Besides the metabolic control of adipose tissue homeostasis, leptin elicits inflammatory, immunological, and vascular responses (31,32). Administration of IL-6, LPS, and TNF-α to mice increases leptin production, suggesting that they induce concurrent effects in addition to the development of inflammation (33). The coordinated action of ILs, TNF-α, and leptin on placental genes may explain part of a fibrotic response via disruption of extracellular matrix components and vascular architecture (Fig. 4). These transcriptional changes are in line with the modifications of placental morphology and composition documented in diabetes with increased parenchymal tissue cellularity, alterations of surface expression of junctional proteins, and enhanced feto-placental angiogenesis (3436).
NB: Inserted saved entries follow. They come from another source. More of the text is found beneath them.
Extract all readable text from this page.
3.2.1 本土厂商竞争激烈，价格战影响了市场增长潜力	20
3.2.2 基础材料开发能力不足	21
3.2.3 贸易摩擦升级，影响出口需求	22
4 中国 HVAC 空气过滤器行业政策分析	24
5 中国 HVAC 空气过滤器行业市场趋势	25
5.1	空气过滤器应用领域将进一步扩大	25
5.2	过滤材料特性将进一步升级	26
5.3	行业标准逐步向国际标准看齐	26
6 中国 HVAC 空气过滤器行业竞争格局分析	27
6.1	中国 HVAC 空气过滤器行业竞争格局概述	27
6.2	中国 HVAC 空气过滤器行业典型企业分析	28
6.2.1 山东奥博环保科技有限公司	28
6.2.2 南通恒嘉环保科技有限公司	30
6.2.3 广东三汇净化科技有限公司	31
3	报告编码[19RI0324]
The downstream effectors of TNF-α, ILs, and leptin activate p38 MAPK and JNK, which belong to the family of SAPK stress kinases abnormally activated in obesity and insulin resistance (37,38). MAPK and JNK/SAPK pathways cooperate to phosphorylate ras GTPases of the rho family, such as mig-6, a molecular adaptor triggering cellular hypertrophy in diabetic nephropathy (39,40). The upregulation of placental mig-6 expression, makes this gene a particularly attractive candidate as a mediator of placental overgrowth of diabetes.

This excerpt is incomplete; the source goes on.